Sunday Sermonizing: A Theology of Ecology
Two words that inspire a menagerie of emotion and political opinion, passion and poo-pooing.
It is a fact that our planet's climate is changing. It seems like much of the argument is about who’s at fault.
Some point to the earth herself. There’s a melt off that’s been happening for the past 10,000 years. Greenhouse gas is caused by things like volcanos and cows and naturally occurring forest fires. Big ice melts faster than small ice. Nature will correct herself.
Some lay the blame at the feet of humans. Fossil fuels and capitalism, the food industry and our oil-hungry economy.
Here’s the thing. I’ve spent the past week in Alaska. And while climate change is evident everywhere (increasingly stupid-hot summers and stronger, more frequent hurricanes), I’m not sure I’ve ever been anyplace where climate change is more evident.
The glaciers are melting.
And they will not come back until we are thrust into another ice age.
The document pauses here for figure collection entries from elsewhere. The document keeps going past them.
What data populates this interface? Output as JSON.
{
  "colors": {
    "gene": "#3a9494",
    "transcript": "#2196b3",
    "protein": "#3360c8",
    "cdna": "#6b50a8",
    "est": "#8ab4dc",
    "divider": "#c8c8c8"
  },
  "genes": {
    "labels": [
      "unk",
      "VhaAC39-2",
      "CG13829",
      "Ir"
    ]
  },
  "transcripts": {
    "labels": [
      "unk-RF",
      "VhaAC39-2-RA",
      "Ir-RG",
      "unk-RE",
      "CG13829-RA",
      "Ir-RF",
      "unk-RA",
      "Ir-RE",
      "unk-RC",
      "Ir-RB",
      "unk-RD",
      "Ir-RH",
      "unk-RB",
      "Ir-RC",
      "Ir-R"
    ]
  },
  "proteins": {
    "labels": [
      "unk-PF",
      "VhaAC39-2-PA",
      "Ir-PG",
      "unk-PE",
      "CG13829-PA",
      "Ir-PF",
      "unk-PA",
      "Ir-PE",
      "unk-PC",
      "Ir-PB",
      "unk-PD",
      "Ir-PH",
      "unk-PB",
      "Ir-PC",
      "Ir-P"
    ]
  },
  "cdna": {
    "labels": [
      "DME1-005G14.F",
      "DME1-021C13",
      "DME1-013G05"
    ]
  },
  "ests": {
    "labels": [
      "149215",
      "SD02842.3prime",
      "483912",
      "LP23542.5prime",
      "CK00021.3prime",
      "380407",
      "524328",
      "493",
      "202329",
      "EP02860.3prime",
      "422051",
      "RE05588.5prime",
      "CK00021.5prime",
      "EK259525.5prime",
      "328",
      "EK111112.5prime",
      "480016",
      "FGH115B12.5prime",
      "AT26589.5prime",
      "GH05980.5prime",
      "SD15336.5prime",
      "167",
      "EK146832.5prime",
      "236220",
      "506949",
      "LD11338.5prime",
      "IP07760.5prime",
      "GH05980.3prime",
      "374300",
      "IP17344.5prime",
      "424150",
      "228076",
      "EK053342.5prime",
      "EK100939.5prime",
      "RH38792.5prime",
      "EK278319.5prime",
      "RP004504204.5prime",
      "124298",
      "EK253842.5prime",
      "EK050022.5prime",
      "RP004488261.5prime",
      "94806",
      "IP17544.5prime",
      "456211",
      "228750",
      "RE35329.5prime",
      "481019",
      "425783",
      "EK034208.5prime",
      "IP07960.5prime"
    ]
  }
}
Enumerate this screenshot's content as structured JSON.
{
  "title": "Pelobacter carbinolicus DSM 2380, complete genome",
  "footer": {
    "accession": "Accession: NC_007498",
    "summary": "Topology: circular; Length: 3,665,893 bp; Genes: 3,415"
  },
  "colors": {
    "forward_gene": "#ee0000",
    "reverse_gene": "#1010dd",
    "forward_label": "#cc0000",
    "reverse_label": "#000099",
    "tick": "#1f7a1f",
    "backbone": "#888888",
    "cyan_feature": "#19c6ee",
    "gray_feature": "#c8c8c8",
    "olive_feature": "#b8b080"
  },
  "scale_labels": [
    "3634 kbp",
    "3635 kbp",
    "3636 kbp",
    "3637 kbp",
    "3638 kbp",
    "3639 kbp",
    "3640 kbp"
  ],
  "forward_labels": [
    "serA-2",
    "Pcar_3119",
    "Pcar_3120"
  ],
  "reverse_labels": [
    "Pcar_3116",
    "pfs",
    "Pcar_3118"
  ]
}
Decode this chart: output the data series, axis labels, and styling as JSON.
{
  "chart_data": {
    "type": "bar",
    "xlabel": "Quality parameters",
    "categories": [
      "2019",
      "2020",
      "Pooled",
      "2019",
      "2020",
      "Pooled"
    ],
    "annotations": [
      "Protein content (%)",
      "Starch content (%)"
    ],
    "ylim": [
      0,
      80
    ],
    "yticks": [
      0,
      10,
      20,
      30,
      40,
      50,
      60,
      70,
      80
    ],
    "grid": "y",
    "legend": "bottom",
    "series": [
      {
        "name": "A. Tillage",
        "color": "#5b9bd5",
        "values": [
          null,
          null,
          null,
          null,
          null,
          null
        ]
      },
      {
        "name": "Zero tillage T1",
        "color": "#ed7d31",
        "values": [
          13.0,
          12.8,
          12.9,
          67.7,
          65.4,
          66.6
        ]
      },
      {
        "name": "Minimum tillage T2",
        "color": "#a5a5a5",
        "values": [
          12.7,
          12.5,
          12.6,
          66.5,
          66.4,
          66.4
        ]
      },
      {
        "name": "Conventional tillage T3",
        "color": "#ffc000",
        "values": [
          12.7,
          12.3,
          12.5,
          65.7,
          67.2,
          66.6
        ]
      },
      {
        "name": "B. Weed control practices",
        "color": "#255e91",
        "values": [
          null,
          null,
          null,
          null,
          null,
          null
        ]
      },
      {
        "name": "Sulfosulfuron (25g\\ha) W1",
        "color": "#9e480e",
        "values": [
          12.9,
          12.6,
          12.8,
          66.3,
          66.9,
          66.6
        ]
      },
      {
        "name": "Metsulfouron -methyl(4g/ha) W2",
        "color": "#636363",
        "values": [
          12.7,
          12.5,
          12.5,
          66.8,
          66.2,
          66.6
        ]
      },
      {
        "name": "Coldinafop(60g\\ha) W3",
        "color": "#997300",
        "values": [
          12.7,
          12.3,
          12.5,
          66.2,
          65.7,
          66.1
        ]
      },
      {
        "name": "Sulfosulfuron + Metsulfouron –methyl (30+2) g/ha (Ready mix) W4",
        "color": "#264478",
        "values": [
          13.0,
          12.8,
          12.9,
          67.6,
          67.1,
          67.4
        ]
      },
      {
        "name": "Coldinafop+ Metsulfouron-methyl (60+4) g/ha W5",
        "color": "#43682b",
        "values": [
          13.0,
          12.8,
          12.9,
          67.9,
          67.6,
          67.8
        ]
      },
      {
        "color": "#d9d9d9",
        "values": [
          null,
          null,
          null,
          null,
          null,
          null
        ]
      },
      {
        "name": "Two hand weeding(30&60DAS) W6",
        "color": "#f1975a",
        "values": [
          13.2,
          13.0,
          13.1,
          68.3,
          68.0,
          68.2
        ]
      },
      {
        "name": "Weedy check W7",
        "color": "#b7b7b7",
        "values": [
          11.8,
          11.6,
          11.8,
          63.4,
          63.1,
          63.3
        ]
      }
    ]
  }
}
We were on a glacier cruise this week, getting within a couple of football fields from an actively calving glacier. It was an awesome moment. Glaciers are both incredibly beautiful and scary as hell. It’s a massive, ancient, moving river of ice. This glacier is one of the most elemental things I’ve ever witnessed. It is up there with a full solar eclipse as one of the most astounding things I’ve seen in nature. As we were watching massive chunks of ice fall into the water and listening to the ominous popping and cracking glaciers make as they creep to the sea, I was talking with one of the crew members.
She said this very glacier we were looking at had shrunk by about a half-mile.
In this season.
The captain on the other boat was on his first trip to this particular glacier and radioed our crew with a lament.
“What happened to her?”
Climate change is something people in Alaska see every day. They don’t just read about it in Wall Street Journal articles. There are glaciers visible today that will not be here for the next generation.
Christians need a better theology of ecology.
Our first job was to be stewards of the ground.
We need to do better.
Climate change is an issue. It’s a problem leaders around the world will confront.
Jesus-followers should be involved with this conversation, rather than blame-shifting.
It’s true. We can’t do anything about naturally occurring fires and hurricanes and erupting volcanos.
But there are certain things we do have control over. You can love Jesus and the environment. In fact, if you love Jesus you should.
Think about the environment in terms of the Scripture and not your political disposition.
You may find that the Scriptures give you more pause about the earth, sky, and sea than you think.